Reuters, Monday 25 Jul 2011

Black Sea billet export prices are little changed this week amid slow demand and limited supply availability, and prices are unlikely to change much in the next few weeks when Ramadan will slow down trading in key import areas

Black Sea billet export prices are little changed this week amid slow demand and limited supply availability, and prices are unlikely to change much in the next few weeks when Ramadan will slow down trading in key import areas.

Traders quoted Black Sea billet at $680-690 a tonne free-on-board (fob) Russia and Ukraine for September delivery, a similar level to last week, but few sales were achieved, mainly to traders taking positions.

Turkish billet was on offer at $690-700 fob, a similar price compared with last week, but buyers were bidding at $675-680 per tonne and due to the mismatch between demand and offer no major transactions were concluded.
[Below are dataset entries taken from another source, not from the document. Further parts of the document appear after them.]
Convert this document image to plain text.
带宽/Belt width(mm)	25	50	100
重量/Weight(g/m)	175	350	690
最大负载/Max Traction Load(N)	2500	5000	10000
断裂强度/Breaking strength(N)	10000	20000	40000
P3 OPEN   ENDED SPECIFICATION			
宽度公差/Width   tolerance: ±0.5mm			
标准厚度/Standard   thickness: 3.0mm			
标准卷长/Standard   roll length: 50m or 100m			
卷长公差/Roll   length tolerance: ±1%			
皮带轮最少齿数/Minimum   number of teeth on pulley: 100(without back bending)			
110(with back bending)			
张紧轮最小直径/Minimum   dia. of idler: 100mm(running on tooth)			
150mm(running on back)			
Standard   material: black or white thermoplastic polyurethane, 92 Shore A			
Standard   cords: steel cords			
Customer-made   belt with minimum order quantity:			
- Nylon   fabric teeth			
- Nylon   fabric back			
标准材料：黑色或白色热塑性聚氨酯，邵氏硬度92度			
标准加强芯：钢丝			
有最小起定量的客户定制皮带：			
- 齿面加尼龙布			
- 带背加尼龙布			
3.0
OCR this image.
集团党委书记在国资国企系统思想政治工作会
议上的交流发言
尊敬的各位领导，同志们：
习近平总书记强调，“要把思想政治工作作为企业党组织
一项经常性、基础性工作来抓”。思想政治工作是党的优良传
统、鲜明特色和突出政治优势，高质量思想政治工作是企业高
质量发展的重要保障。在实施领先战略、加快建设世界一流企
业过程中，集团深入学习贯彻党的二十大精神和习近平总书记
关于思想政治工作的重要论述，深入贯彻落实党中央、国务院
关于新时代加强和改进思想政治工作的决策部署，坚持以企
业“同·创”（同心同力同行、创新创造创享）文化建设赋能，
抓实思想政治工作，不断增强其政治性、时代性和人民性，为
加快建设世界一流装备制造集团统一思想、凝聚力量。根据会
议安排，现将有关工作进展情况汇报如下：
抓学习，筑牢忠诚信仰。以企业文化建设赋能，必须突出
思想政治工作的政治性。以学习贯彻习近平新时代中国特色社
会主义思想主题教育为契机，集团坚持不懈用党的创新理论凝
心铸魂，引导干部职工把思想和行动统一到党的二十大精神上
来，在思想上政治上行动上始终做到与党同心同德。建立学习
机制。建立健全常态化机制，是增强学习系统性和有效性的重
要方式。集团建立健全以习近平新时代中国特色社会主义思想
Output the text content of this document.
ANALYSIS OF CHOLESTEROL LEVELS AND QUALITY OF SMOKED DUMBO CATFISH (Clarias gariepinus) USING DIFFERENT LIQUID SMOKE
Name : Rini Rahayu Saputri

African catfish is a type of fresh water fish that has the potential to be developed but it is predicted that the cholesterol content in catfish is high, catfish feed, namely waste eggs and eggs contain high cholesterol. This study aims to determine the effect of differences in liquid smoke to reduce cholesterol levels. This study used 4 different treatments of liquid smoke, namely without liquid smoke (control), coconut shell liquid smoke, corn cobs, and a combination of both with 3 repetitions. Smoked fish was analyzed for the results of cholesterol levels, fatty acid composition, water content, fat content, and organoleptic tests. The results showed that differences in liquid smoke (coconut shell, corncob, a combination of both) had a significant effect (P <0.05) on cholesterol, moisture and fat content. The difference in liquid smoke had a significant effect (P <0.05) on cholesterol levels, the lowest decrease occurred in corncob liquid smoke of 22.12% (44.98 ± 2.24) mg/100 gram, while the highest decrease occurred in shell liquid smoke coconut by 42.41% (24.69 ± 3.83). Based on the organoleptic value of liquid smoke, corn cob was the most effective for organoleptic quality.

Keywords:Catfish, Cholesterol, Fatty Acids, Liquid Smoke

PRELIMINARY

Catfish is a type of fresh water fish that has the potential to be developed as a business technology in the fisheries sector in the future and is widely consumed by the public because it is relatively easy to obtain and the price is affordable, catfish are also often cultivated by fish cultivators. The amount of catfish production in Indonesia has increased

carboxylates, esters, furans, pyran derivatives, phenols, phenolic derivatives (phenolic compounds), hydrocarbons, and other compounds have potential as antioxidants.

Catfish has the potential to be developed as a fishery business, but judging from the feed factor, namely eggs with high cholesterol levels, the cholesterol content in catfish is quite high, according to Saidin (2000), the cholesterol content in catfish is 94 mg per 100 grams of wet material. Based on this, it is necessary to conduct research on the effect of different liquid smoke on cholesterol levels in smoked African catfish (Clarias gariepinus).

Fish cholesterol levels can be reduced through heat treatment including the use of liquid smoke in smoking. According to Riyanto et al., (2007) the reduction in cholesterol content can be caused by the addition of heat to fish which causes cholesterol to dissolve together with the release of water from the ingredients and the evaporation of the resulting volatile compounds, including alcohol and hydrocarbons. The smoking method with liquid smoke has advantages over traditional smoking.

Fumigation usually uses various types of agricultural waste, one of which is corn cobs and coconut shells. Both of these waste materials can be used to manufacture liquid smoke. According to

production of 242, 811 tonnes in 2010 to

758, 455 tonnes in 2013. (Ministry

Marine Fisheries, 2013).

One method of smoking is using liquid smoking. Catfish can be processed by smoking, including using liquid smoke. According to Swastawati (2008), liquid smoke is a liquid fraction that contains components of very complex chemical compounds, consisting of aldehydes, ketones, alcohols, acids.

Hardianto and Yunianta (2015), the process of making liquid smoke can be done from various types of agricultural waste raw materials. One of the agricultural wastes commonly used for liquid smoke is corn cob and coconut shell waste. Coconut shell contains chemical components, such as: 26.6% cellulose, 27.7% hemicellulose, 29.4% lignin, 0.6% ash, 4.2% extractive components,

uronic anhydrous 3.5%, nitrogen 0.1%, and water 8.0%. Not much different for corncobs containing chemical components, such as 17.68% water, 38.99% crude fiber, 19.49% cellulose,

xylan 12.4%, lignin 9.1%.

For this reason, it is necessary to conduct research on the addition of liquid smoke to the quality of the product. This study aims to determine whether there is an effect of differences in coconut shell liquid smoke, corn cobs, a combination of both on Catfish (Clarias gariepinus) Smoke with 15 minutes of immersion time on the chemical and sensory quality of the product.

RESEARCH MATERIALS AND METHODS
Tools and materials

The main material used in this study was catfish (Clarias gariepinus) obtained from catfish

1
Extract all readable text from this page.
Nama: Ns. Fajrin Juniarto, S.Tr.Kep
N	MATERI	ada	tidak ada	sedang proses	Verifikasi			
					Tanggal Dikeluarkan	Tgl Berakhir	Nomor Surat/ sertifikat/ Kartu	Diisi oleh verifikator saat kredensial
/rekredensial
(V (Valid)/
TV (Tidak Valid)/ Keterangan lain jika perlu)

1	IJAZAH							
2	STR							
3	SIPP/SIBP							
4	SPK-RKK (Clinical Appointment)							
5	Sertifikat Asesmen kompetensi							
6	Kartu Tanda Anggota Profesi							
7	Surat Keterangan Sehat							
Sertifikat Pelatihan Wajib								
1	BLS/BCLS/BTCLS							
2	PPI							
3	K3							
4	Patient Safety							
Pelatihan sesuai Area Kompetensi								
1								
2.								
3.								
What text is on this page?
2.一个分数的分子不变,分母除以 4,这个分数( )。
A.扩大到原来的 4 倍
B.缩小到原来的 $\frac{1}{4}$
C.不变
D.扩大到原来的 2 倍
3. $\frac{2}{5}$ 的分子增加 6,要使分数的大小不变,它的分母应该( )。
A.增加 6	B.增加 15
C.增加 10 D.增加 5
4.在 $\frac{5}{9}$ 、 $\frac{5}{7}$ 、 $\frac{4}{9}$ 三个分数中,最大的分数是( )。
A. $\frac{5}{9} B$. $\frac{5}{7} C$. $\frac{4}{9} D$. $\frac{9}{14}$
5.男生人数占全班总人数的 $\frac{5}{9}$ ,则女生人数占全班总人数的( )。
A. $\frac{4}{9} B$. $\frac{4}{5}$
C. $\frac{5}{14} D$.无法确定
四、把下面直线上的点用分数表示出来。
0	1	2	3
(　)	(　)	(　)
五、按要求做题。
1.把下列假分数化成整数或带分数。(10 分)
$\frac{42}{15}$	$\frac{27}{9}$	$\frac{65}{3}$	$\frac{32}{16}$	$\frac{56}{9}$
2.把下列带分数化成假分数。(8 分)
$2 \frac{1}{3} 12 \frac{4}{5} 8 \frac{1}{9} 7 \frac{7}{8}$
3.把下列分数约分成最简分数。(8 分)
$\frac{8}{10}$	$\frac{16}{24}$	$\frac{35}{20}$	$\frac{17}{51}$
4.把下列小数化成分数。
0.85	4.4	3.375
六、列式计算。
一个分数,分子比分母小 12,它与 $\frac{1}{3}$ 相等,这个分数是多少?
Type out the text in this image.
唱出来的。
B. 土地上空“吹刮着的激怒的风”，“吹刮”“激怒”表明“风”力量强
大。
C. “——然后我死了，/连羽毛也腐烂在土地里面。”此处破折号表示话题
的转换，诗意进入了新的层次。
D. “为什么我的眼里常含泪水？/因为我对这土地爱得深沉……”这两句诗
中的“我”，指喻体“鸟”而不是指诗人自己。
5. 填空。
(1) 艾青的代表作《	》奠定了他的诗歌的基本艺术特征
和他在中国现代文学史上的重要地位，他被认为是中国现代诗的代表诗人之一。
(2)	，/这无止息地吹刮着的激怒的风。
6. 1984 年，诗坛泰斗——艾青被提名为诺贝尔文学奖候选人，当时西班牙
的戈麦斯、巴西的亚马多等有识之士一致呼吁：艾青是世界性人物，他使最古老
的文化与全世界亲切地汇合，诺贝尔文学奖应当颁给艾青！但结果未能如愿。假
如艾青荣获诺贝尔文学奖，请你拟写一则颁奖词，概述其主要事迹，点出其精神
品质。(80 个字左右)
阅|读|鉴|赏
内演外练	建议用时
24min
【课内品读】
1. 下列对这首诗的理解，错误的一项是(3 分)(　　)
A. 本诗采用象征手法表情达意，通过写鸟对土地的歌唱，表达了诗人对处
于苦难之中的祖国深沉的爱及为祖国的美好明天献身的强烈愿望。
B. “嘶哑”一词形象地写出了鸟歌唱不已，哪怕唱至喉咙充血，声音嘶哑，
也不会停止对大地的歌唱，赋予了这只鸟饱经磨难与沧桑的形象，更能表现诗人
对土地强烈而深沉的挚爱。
"It is a bit of a weird situation," said a London-based billet trader. "Nobody is really interested in buying and nobody is really interested in selling at the moment."

As Ramadan approaches steel demand is expected to slow down.

Workers in Muslim countries will be fasting during Ramadan, expected to start around August 1, and this, coupled with hot weather, will slow down construction in Northern Africa and the Middle East.

However, prices are not expected to plummet as the offer for billet is not abundant.

"With Ramadan approaching I think demand will be slack but prices should remain stable," a European billet trader said.

"There is not excess of offer, volume wise. Prices may fall by $10 but not much more."

Billet offer from Russia and Ukraine was limited because the domestic market processed and consumed a fair amount of billet as construction picked up in the last few weeks, traders said.

"There is not much billet available for August delivery so if somebody needs to buy for prompt delivery they will have to accept the Turkish prices and this will sustain prices," the first trader said.

Prices for steel scrap, a key steel making raw material were little changed at about $460-475 per tonne cost-and-freight(cfr)Turkey.

"Scrap is still flat; there were no new bookings last week so there is also almost not much to reference it to," said a scrap trader. "Short sea (cargoes)are still on offer at $460/mt cfr which is no change at all to the previous weeks."

On the London Metal Exchange, the benchmark billet contract was at $585/590 a tonne, from $585 a tonne last Monday.